Mercury Securities Research

Focus Point Holdings Bhd - Clear Vision, Bright Prospects

MercurySec
Publish date: Tue, 15 Oct 2024, 12:15 PM
An official blog in i3investor to publish research reports provided by Mercury Securities Research team.

All materials published here are prepared by Mercury Securities Sdn. Bhd.

Mercury Securities Sdn. Bhd.
L-7-2, No.2, Jalan Solaris,
Solaris Mont Kiara, 50480, Kuala Lumpur
Tel: 603-6203 7227
Email: mercurykl@mersec.com.my

Valuation / Recommendation

We initiate coverage on Focus Point Holdings Bhd (FPHB) with a BUY recommendation and RM1.15 TP. Our TP is based on 13x FY25F EPS, which is roughly in line with the average valuation of similar consumer retail stocks on Bursa Malaysia. We like FPHB for its leading position and steady growth in the eyewear business, coupled with potential earnings expansion from the turnaround in its F&B business. The stock currently trades at an attractive 8.6x FY25 PE and offers a 4.0% net dividend yield.

Investment Highlights

Optical – steady growth. FPHB is the largest optical retail chain operator in Malaysia, boasting a total of 196 outlets. Even after a strong rebound post COVID-19 pandemic, the sales for its optical segment have remained robust, supported by rising myopia cases among an ageing population. We expect FPHB's optical segment to achieve a 3-year revenue CAGR of 10.9% from FY23-26F, driven by continued outlet expansion (5-8 net openings p.a.) and steady sales growth of 5-7% per outlet. Given the fragmented nature of the optical industry, we believe there is potential for FPHB to expand its market share inorganically (<20% now) by acquiring smaller chain store operators.

F&B – poised for a flavourful comeback. This year, FPHB has achieved a positive shift in earnings for its F&B segment (Komugi), transitioning from an RM1m operating loss in 1H23 to breaking even in 1H24. We believe this positive momentum can be sustained, as the previous issue of excess labour has been fully resolved. We conservatively assume that Komugi’s operating margins could improve to 8-12% in FY25-26F (vis-à-vis the 9.8% achieved in FY22). There could be upsides to our forecasts if corporate sales by Komugi surpass expectations, leading to higher utilisation rate for its central kitchens (currently at around 70%).

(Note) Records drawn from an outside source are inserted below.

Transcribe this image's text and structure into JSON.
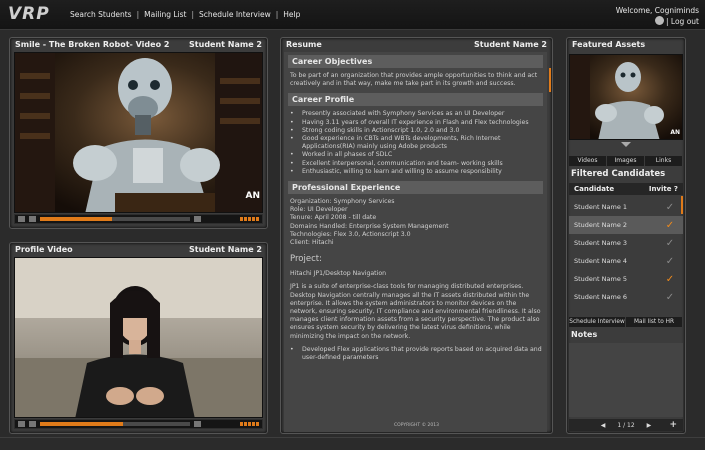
{
  "app": {
    "logo": "VRP",
    "nav": [
      "Search Students",
      "Mailing List",
      "Schedule Interview",
      "Help"
    ],
    "welcome": "Welcome, Cogniminds",
    "logout": "Log out"
  },
  "video1": {
    "title": "Smile - The Broken Robot- Video 2",
    "student": "Student Name 2",
    "watermark": "AN",
    "progress": 0.48
  },
  "video2": {
    "title": "Profile Video",
    "student": "Student Name 2",
    "progress": 0.55
  },
  "resume": {
    "title": "Resume",
    "student": "Student Name 2",
    "career_objectives_h": "Career Objectives",
    "career_objectives": "To be part of an organization that provides ample opportunities to think and act creatively and in that way, make me take part in its growth and success.",
    "career_profile_h": "Career Profile",
    "career_profile": [
      "Presently associated with Symphony Services as an UI Developer",
      "Having 3.11 years of overall IT experience in Flash and Flex technologies",
      "Strong coding skills in Actionscript 1.0, 2.0 and 3.0",
      "Good experience in CBTs and WBTs developments, Rich Internet Applications(RIA) mainly using Adobe products",
      "Worked in all phases of SDLC",
      "Excellent interpersonal, communication and team- working skills",
      "Enthusiastic, willing to learn and willing to assume responsibility"
    ],
    "experience_h": "Professional Experience",
    "experience": [
      "Organization: Symphony Services",
      "Role: UI Developer",
      "Tenure: April 2008 - till date",
      "Domains Handled: Enterprise System Management",
      "Technologies: Flex 3.0, Actionscript 3.0",
      "Client: Hitachi"
    ],
    "project_h": "Project:",
    "project_name": "Hitachi JP1/Desktop Navigation",
    "project_desc": "JP1 is a suite of enterprise-class tools for managing distributed enterprises. Desktop Navigation centrally manages all the IT assets distributed within the enterprise. It allows the system administrators to monitor devices on the network, ensuring security, IT compliance and environmental friendliness.  It also manages client information assets from a security perspective. The product also ensures system security by delivering the latest virus definitions, while minimizing the impact on the network.",
    "project_bullets": [
      "Developed Flex applications that provide reports based on acquired data and user-defined parameters"
    ],
    "copyright": "COPYRIGHT © 2013"
  },
  "featured": {
    "title": "Featured Assets",
    "watermark": "AN",
    "tabs": [
      "Videos",
      "Images",
      "Links"
    ]
  },
  "candidates": {
    "title": "Filtered Candidates",
    "col_candidate": "Candidate",
    "col_invite": "Invite ?",
    "rows": [
      {
        "name": "Student Name 1",
        "invited": false,
        "selected": false
      },
      {
        "name": "Student Name 2",
        "invited": true,
        "selected": true
      },
      {
        "name": "Student Name 3",
        "invited": false,
        "selected": false
      },
      {
        "name": "Student Name 4",
        "invited": false,
        "selected": false
      },
      {
        "name": "Student Name 5",
        "invited": true,
        "selected": false
      },
      {
        "name": "Student Name 6",
        "invited": false,
        "selected": false
      }
    ],
    "btn_schedule": "Schedule Interview",
    "btn_mail": "Mail list to HR"
  },
  "notes": {
    "title": "Notes",
    "page": "1 / 12",
    "prev": "◀",
    "next": "▶",
    "add": "+"
  },
  "colors": {
    "accent": "#e07b1a",
    "panel": "#3c3c3c",
    "bg": "#2b2b2b"
  }
}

Overall, we forecast FY23-26F earnings CAGR of 16.0% for FPHB, driven by healthy retail sales growth alongside outlet expansion for both its optical and F&B segments. Moreover, we believe the current economic backdrop in Malaysia is also quite supportive, characterised by the civil servant pay hikes, partial EPF withdrawals, a likely Rakyat-friendly Budget 2025, and potential hikes in the minimum wage. We expect rising margins for FPHB in FY24- 26F, primarily driven by improving profitability at Komugi.

Risk factors for FPHB include (1) Intense competition; (2) Supply chain disruption; and (3) Dependency on registered optometrists/opticians.